On 9/19/2013 9:39 PM, Keith Rosenberg wrote:
> It would be great if there was like an "exit and do callback" mechanism or
> something, like, process all these procedures and then Exit(3, func(){ /*
> cd to dir */ }) but it would be strange that you would tell a program to
> terminate and then do something.
Although it's not relevant to the original poster's problem, it's
worth nothing that asymmetry in UNIX/Linux. When you invoke a program,
you get to pass an array of parameters, the command line args, and a
collection of name-value pairs, the environment variables. It's like
a function call with positional parameters and variables imported
from an outer scope.
But when a process exits, all it sends back is one integer value,
the return code. "Exit" doesn't have parameters like "argc" or
"argv", and there's no way to return or affect environment variables.
This is a lack. It's one of the things that tends to lead to rather
"blind" shell scripts, makefiles, and GUIs, where the controlling
process has very limited info about what the subprocess did.
A common Unix/Linux GUI element is something that does something
using a command-line tool based on GUI actions, but displays what
happened to the user as a text stream in a scroll box. That bit of
inelegance derives from the one-way model of subprocess communication.

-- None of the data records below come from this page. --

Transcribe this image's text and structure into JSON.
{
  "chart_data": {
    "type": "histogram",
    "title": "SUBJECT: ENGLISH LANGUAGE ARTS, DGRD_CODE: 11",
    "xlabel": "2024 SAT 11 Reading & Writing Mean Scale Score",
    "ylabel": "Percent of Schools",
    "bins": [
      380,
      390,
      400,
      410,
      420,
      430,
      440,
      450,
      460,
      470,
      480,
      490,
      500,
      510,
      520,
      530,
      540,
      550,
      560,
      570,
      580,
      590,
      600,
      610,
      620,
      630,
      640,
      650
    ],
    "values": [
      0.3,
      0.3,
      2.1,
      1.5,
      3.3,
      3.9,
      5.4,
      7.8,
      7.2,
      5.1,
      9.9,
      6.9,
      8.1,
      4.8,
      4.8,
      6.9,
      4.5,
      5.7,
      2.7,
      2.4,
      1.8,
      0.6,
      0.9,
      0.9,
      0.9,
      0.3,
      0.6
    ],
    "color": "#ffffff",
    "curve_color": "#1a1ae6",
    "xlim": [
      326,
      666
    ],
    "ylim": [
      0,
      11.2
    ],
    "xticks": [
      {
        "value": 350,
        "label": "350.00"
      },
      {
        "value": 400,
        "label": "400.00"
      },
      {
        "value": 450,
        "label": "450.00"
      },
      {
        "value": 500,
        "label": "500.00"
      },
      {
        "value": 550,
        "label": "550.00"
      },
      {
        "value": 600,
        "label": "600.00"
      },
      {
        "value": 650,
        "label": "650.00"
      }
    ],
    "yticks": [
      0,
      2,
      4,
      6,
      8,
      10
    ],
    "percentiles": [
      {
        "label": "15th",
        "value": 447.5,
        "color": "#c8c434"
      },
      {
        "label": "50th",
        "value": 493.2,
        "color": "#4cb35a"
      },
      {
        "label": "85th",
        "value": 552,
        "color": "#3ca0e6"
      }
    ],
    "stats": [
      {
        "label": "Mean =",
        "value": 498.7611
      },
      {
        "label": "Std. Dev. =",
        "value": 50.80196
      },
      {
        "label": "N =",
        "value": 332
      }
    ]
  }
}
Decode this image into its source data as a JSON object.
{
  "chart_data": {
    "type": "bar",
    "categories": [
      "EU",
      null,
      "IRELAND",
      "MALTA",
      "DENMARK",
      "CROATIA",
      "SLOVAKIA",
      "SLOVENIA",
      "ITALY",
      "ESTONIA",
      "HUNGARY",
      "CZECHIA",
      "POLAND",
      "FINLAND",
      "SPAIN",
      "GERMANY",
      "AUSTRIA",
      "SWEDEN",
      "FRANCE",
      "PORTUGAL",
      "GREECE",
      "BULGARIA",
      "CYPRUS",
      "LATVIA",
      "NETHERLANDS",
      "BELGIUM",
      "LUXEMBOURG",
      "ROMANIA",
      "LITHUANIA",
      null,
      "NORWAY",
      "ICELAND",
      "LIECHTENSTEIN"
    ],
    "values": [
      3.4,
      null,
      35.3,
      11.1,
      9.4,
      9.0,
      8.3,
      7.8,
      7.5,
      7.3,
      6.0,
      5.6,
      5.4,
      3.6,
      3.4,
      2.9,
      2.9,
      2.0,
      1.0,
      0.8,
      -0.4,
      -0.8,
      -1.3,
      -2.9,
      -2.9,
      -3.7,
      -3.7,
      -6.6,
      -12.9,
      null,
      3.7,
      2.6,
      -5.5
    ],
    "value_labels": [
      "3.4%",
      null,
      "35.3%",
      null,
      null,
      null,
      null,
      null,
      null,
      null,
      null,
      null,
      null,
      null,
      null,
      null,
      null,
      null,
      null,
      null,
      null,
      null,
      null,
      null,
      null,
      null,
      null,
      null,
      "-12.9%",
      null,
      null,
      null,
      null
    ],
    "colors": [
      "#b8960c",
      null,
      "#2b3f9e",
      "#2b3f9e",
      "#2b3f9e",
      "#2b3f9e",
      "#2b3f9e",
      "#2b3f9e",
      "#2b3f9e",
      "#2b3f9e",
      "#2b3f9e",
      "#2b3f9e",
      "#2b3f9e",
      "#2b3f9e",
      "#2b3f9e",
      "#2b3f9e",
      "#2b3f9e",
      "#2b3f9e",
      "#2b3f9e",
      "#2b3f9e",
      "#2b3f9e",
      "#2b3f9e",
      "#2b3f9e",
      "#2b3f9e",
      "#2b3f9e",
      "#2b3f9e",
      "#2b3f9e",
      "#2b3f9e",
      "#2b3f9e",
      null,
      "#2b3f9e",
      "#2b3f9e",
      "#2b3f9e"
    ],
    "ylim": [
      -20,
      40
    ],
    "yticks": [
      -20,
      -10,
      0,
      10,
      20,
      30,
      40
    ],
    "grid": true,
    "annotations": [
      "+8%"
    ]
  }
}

I know why it was done that way. It's a quirk of the PDP-11 UNIX
implementation of process launch. That's what also produced the rather
strange fork/exec approach to starting a subprocess. Fork was
originally implemented by swapping out the program to disk, then, rather
than releasing the memory of the in-memory copy, the process table
entry was duplicated, with one entry referring to the in-memory
process and one referring to the swapped-out process. In that
model, there was no way to get variable-length data back.
This bit of legacy is so deeply embedded in the minds of UNIX/Linux
programmers that they don't even notice it.